You could be asking these questions about parenting, about changing jobs, about graduating college, about saying hello and saying goodbye, about a thousand things in life. 

As I move through a particularly tumultuous and uncertain season of life, I am starting to realize that it may never get easier. I may never fully understand the roles and spaces that I enter into. I may not ever have a handle on the fact that life, whether in this season or another, is uncertain and uncanny and unknown. Life is not static and just as I figure out one thing, another thing gives way. Life doesn't stop and doesn't give us answers. 

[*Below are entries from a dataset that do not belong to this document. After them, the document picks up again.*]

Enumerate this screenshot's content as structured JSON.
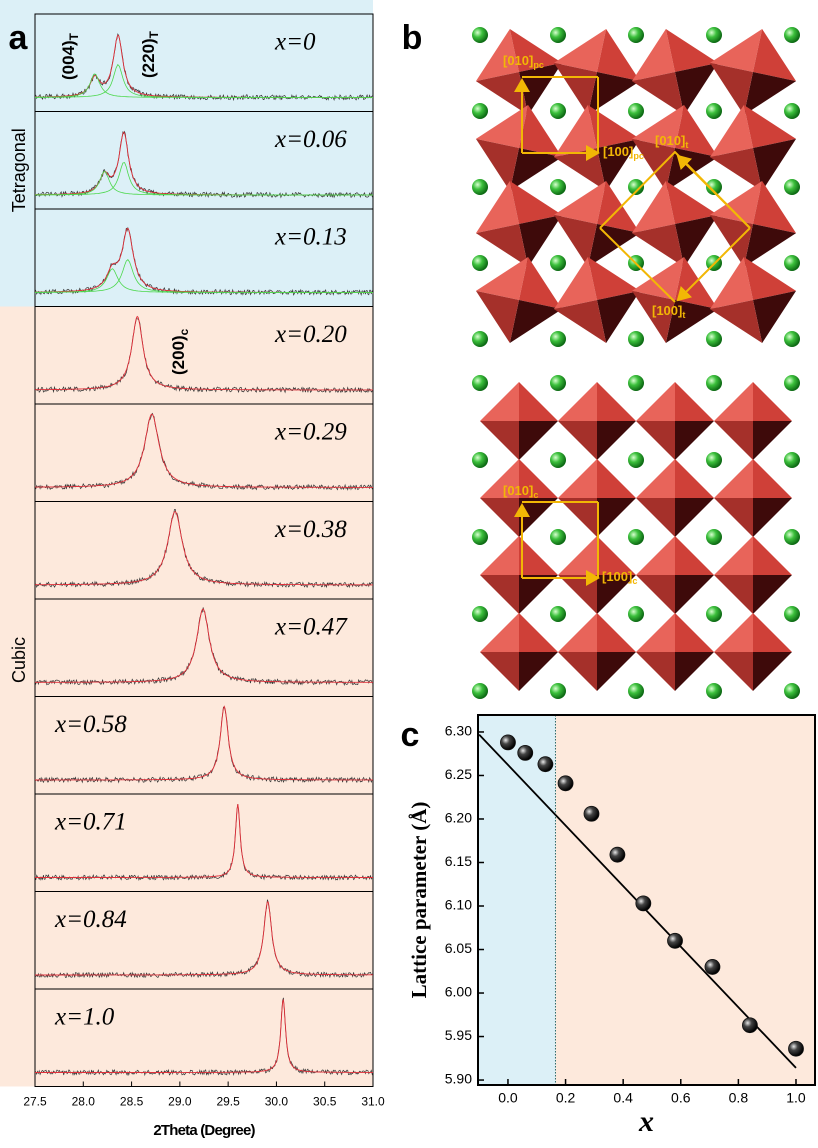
{
  "chart_data": [
    {
      "type": "stack",
      "panel_label": "a",
      "xlabel": "2Theta (Degree)",
      "xlim": [
        27.5,
        31.0
      ],
      "xticks": [
        27.5,
        {
          "value": 28.0,
          "label": "28.0"
        },
        28.5,
        {
          "value": 29.0,
          "label": "29.0"
        },
        29.5,
        {
          "value": 30.0,
          "label": "30.0"
        },
        30.5,
        {
          "value": 31.0,
          "label": "31.0"
        }
      ],
      "phases": [
        "Tetragonal",
        "Cubic"
      ],
      "annotations": [
        {
          "text": "(004)",
          "sub": "T"
        },
        {
          "text": "(220)",
          "sub": "T"
        },
        {
          "text": "(200)",
          "sub": "c"
        }
      ],
      "patterns": [
        {
          "label": "x=0",
          "peaks": [
            28.12,
            28.36
          ]
        },
        {
          "label": "x=0.06",
          "peaks": [
            28.22,
            28.42
          ]
        },
        {
          "label": "x=0.13",
          "peaks": [
            28.3,
            28.46
          ]
        },
        {
          "label": "x=0.20",
          "peaks": [
            28.56
          ]
        },
        {
          "label": "x=0.29",
          "peaks": [
            28.71
          ]
        },
        {
          "label": "x=0.38",
          "peaks": [
            28.95
          ]
        },
        {
          "label": "x=0.47",
          "peaks": [
            29.24
          ]
        },
        {
          "label": "x=0.58",
          "peaks": [
            29.46
          ]
        },
        {
          "label": "x=0.71",
          "peaks": [
            29.6
          ]
        },
        {
          "label": "x=0.84",
          "peaks": [
            29.91
          ]
        },
        {
          "label": "x=1.0",
          "peaks": [
            30.07
          ]
        }
      ]
    },
    {
      "type": "scatter",
      "panel_label": "c",
      "xlabel": "x",
      "ylabel": "Lattice parameter (Å)",
      "xlim": [
        -0.104,
        1.066
      ],
      "ylim": [
        5.8943,
        6.3195
      ],
      "xticks": [
        {
          "value": 0,
          "label": "0.0"
        },
        0.2,
        0.4,
        0.6,
        0.8,
        {
          "value": 1,
          "label": "1.0"
        }
      ],
      "yticks": [
        {
          "value": 5.9,
          "label": "5.90"
        },
        5.95,
        {
          "value": 6.0,
          "label": "6.00"
        },
        6.05,
        {
          "value": 6.1,
          "label": "6.10"
        },
        6.15,
        {
          "value": 6.2,
          "label": "6.20"
        },
        6.25,
        {
          "value": 6.3,
          "label": "6.30"
        }
      ],
      "region_split": 0.165,
      "region_colors": [
        "#dcf0f7",
        "#fde9dc"
      ],
      "series": [
        {
          "color": "#111111",
          "x": [
            0,
            0.06,
            0.13,
            0.2,
            0.29,
            0.38,
            0.47,
            0.58,
            0.71,
            0.84,
            1.0
          ],
          "values": [
            6.288,
            6.276,
            6.263,
            6.241,
            6.206,
            6.159,
            6.103,
            6.06,
            6.03,
            5.963,
            5.936
          ]
        }
      ],
      "fit": {
        "color": "#000000",
        "x": [
          -0.1,
          1.0
        ],
        "values": [
          6.297,
          5.914
        ]
      }
    }
  ],
  "structure": {
    "panel_label": "b",
    "labels": [
      {
        "text": "[010]",
        "sub": "pc"
      },
      {
        "text": "[100]",
        "sub": "pc"
      },
      {
        "text": "[010]",
        "sub": "t"
      },
      {
        "text": "[100]",
        "sub": "t"
      },
      {
        "text": "[010]",
        "sub": "c"
      },
      {
        "text": "[100]",
        "sub": "c"
      }
    ]
  }
}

Luckily for Katie, I think it will get easier. I think as the days and weeks pass, she will get into a rhythm with Dane. They will learn one another; she will learn his cues and he will learn how to communicate his needs more effectively. He will learn to sleep, and it will get easier as she and Mark become more rested. I do think that as some things get easier, others will become more difficult. As Dane grows, Katie and Mark will become comfortable but will still daily face the unknown paths of parenting. 

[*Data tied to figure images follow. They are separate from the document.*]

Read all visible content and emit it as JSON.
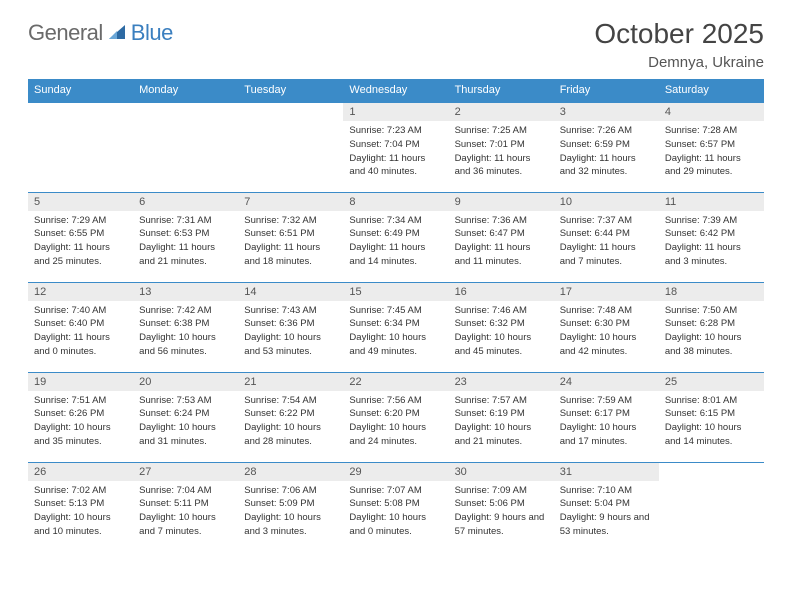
{
  "logo": {
    "left": "General",
    "right": "Blue"
  },
  "title": "October 2025",
  "location": "Demnya, Ukraine",
  "colors": {
    "header_bg": "#3b8bc8",
    "header_text": "#ffffff",
    "cell_border": "#3b8bc8",
    "daynum_bg": "#ececec",
    "page_bg": "#ffffff",
    "body_text": "#333333",
    "logo_gray": "#6a6a6a",
    "logo_blue": "#3b7fbf"
  },
  "typography": {
    "title_fontsize": 28,
    "location_fontsize": 15,
    "header_fontsize": 11,
    "daynum_fontsize": 11,
    "body_fontsize": 9.5,
    "logo_fontsize": 22
  },
  "calendar": {
    "type": "table",
    "columns": [
      "Sunday",
      "Monday",
      "Tuesday",
      "Wednesday",
      "Thursday",
      "Friday",
      "Saturday"
    ],
    "leading_blanks": 3,
    "days": [
      {
        "n": 1,
        "sunrise": "7:23 AM",
        "sunset": "7:04 PM",
        "daylight": "11 hours and 40 minutes."
      },
      {
        "n": 2,
        "sunrise": "7:25 AM",
        "sunset": "7:01 PM",
        "daylight": "11 hours and 36 minutes."
      },
      {
        "n": 3,
        "sunrise": "7:26 AM",
        "sunset": "6:59 PM",
        "daylight": "11 hours and 32 minutes."
      },
      {
        "n": 4,
        "sunrise": "7:28 AM",
        "sunset": "6:57 PM",
        "daylight": "11 hours and 29 minutes."
      },
      {
        "n": 5,
        "sunrise": "7:29 AM",
        "sunset": "6:55 PM",
        "daylight": "11 hours and 25 minutes."
      },
      {
        "n": 6,
        "sunrise": "7:31 AM",
        "sunset": "6:53 PM",
        "daylight": "11 hours and 21 minutes."
      },
      {
        "n": 7,
        "sunrise": "7:32 AM",
        "sunset": "6:51 PM",
        "daylight": "11 hours and 18 minutes."
      },
      {
        "n": 8,
        "sunrise": "7:34 AM",
        "sunset": "6:49 PM",
        "daylight": "11 hours and 14 minutes."
      },
      {
        "n": 9,
        "sunrise": "7:36 AM",
        "sunset": "6:47 PM",
        "daylight": "11 hours and 11 minutes."
      },
      {
        "n": 10,
        "sunrise": "7:37 AM",
        "sunset": "6:44 PM",
        "daylight": "11 hours and 7 minutes."
      },
      {
        "n": 11,
        "sunrise": "7:39 AM",
        "sunset": "6:42 PM",
        "daylight": "11 hours and 3 minutes."
      },
      {
        "n": 12,
        "sunrise": "7:40 AM",
        "sunset": "6:40 PM",
        "daylight": "11 hours and 0 minutes."
      },
      {
        "n": 13,
        "sunrise": "7:42 AM",
        "sunset": "6:38 PM",
        "daylight": "10 hours and 56 minutes."
      },
      {
        "n": 14,
        "sunrise": "7:43 AM",
        "sunset": "6:36 PM",
        "daylight": "10 hours and 53 minutes."
      },
      {
        "n": 15,
        "sunrise": "7:45 AM",
        "sunset": "6:34 PM",
        "daylight": "10 hours and 49 minutes."
      },
      {
        "n": 16,
        "sunrise": "7:46 AM",
        "sunset": "6:32 PM",
        "daylight": "10 hours and 45 minutes."
      },
      {
        "n": 17,
        "sunrise": "7:48 AM",
        "sunset": "6:30 PM",
        "daylight": "10 hours and 42 minutes."
      },
      {
        "n": 18,
        "sunrise": "7:50 AM",
        "sunset": "6:28 PM",
        "daylight": "10 hours and 38 minutes."
      },
      {
        "n": 19,
        "sunrise": "7:51 AM",
        "sunset": "6:26 PM",
        "daylight": "10 hours and 35 minutes."
      },
      {
        "n": 20,
        "sunrise": "7:53 AM",
        "sunset": "6:24 PM",
        "daylight": "10 hours and 31 minutes."
      },
      {
        "n": 21,
        "sunrise": "7:54 AM",
        "sunset": "6:22 PM",
        "daylight": "10 hours and 28 minutes."
      },
      {
        "n": 22,
        "sunrise": "7:56 AM",
        "sunset": "6:20 PM",
        "daylight": "10 hours and 24 minutes."
      },
      {
        "n": 23,
        "sunrise": "7:57 AM",
        "sunset": "6:19 PM",
        "daylight": "10 hours and 21 minutes."
      },
      {
        "n": 24,
        "sunrise": "7:59 AM",
        "sunset": "6:17 PM",
        "daylight": "10 hours and 17 minutes."
      },
      {
        "n": 25,
        "sunrise": "8:01 AM",
        "sunset": "6:15 PM",
        "daylight": "10 hours and 14 minutes."
      },
      {
        "n": 26,
        "sunrise": "7:02 AM",
        "sunset": "5:13 PM",
        "daylight": "10 hours and 10 minutes."
      },
      {
        "n": 27,
        "sunrise": "7:04 AM",
        "sunset": "5:11 PM",
        "daylight": "10 hours and 7 minutes."
      },
      {
        "n": 28,
        "sunrise": "7:06 AM",
        "sunset": "5:09 PM",
        "daylight": "10 hours and 3 minutes."
      },
      {
        "n": 29,
        "sunrise": "7:07 AM",
        "sunset": "5:08 PM",
        "daylight": "10 hours and 0 minutes."
      },
      {
        "n": 30,
        "sunrise": "7:09 AM",
        "sunset": "5:06 PM",
        "daylight": "9 hours and 57 minutes."
      },
      {
        "n": 31,
        "sunrise": "7:10 AM",
        "sunset": "5:04 PM",
        "daylight": "9 hours and 53 minutes."
      }
    ],
    "labels": {
      "sunrise": "Sunrise:",
      "sunset": "Sunset:",
      "daylight": "Daylight:"
    }
  }
}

I want to make friends with the idea that this whole thing called life might not ever get easier. Maybe that's the wrong question for me to even be asking. Regardless, I want to make friends with the idea that I'll always be facing the unknown and I won't always understand it or be able to solve it or fix it.

For tonight, I am okay with that. There's a great sense of peace that comes with not knowing and being okay with not knowing. It's a type of free-fall, to know that I don't have all the answers, but I'm not supposed to have all the answers. To know that this season is not easy, but it might not ever feel easy. For now, I am okay with that.